4: Which flights travelled the longest? Which travelled the shortest? Answer to question 4:
arrange(flights, desc(distance))
arrange(flights, desc(-distance))
select()Example 1:
select(flights, year, month, day)
Example 2:
select(flights, -(year:day))
Example 3:
rename(flights, tail_num = tailnum)
Example 4:
select(flights, time_hour, air_time, everything())
1: Brainstorm as many ways as possible to select dep_time, dep_delay, arr_time, and arr_delay from flights. Find at least three ways. Answer to question 1:
select(flights, dep_time, dep_delay, arr_time, arr_delay)

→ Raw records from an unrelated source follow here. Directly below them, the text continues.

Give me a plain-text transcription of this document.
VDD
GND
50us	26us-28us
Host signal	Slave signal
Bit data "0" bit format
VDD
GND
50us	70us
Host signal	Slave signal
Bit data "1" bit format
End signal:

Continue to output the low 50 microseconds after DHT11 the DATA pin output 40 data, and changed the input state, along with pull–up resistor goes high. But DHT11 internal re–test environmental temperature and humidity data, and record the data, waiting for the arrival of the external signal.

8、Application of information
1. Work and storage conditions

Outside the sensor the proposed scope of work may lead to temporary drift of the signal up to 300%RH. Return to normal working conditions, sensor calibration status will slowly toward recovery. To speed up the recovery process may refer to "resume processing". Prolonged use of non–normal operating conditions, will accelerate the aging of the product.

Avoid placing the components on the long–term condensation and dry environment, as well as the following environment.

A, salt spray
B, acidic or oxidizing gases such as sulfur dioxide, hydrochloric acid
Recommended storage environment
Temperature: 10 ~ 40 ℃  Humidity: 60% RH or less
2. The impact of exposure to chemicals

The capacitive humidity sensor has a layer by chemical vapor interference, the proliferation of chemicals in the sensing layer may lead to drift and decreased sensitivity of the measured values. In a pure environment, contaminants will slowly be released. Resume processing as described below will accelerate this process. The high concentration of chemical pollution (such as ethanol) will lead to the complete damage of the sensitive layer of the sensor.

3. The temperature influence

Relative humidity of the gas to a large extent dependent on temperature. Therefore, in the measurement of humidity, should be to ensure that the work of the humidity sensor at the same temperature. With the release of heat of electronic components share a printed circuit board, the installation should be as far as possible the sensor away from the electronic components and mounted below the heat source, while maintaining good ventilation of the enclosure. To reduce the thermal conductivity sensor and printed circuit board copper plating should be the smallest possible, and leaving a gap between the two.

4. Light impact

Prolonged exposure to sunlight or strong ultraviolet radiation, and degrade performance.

select(flights, 4, 6, 7, 9)
select(flights, "dep_time", "dep_delay", "arr_time", "arr_delay")
2: What happens if you include the name of a variable multiple times in a select() call? Answer for question 2:
select(flights, dep_time, dep_time)
The repitition is ignored and it selects the variable as normal.
3: What does the one_of() function do? Why might it be helpful in conjunction with this vector?
vars <- c("year", "month", "day", "dep_delay", "arr_delay") Answer to question 3: The one_of selects a variable using a character vector, not unquoted variables. Results in an easier time typing out a selction from the example.
4: Does the result of running the following code surprise you? How do the select helpers deal with case by default? How can you change that default?
select(flights, contains("TIME"))
`select(flights, contains("TIME"))`
Error: object 'select(flights, contains("TIME"))' not found
Answer for question 4: The results don’t surprise me, case is ignorred by contains(). It can be changed with the argument ignore.case = FALSE.